BIOS doesn't support that much hardware. For example, it doesn't support:
- Sound input or output (other than PC speaker)
- Video (it's provided by the video card's ROM)
- Networking (it's provided by the network card's ROM)
- IO APICs (not used at all)
- HPET (not used at all)
- IOMMUs (not used at all)
- Game controller/s (joysticks, etc)
In addition; for the hardware it does support, often it's using crusty/slow legacy modes (e.g. basic PIO for hard disks, rather than the full
NCQ with bus-mastering/DMA, etc).
Also; the code is simpler than the corresponding code you'd expect in an decent OS, because:
- there's no protection/isolation (other than being in "hard to modify ROM")
- no support for multiple CPUs (excluding setting MTRRs and populating ACPI tables)

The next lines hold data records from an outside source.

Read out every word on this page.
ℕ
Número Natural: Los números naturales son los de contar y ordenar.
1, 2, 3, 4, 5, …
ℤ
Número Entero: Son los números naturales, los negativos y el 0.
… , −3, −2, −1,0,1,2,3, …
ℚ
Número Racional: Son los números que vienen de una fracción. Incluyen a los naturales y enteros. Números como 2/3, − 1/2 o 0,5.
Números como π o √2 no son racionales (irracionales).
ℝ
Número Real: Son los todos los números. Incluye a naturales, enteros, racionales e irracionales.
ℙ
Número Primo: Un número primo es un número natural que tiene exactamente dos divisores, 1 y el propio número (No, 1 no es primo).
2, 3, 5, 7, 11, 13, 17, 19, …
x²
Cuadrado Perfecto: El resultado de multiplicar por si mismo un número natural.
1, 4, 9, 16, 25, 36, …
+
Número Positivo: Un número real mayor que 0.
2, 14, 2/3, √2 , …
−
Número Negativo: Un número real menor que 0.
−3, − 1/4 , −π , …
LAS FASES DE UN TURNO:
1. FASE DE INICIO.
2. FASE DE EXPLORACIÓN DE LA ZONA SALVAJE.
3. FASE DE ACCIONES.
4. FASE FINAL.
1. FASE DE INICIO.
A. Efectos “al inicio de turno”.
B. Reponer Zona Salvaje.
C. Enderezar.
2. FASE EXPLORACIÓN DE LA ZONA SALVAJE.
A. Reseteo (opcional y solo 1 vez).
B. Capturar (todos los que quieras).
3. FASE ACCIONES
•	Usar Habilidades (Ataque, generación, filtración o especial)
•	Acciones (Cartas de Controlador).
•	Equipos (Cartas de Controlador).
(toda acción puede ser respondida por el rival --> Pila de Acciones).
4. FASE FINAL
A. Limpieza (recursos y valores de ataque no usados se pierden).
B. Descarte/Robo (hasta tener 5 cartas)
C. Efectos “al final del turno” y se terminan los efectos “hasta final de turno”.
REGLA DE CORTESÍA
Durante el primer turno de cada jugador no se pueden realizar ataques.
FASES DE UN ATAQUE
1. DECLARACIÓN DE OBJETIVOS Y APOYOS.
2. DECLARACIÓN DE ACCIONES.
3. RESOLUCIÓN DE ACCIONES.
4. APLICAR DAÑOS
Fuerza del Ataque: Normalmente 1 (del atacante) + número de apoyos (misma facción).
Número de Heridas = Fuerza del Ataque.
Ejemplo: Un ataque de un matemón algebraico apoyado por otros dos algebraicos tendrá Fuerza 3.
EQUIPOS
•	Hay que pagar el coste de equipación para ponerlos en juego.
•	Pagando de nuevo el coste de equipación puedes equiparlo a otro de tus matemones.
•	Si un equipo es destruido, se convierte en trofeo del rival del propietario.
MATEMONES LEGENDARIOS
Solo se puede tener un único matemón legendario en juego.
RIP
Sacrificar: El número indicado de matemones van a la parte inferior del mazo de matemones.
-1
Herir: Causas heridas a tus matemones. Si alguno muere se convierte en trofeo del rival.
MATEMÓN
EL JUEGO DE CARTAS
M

- no support for multi-tasking
- very little memory management
- very simple user interface
- no file system/s
- no disk cache/s
- no need for good performance for anything
- poor fault tolerance (e.g. not even basic exception handlers that work - if anything goes wrong then crash/reboot)
Basically; it only has to be "bare minimum" code that's able to start an OS (and is only used for less than 5 seconds); and none of it is actually good (for any definition of "good" - features, performance, fault handling, etc).
Finally, BIOS developers don't write everything from scratch for every motherboard. Instead, they'd have "generic BIOS code" and customise a few things to suit the chipset/motherboard. The majority of the code would be code that has evolved over the last 30+ years. Some things (e.g. RTC and PIC code) may have been untouched for several decades, some things (e.g. USB support) might have been added 15+ years ago. The amount of "new and untested" code for a motherboard is likely to be very little.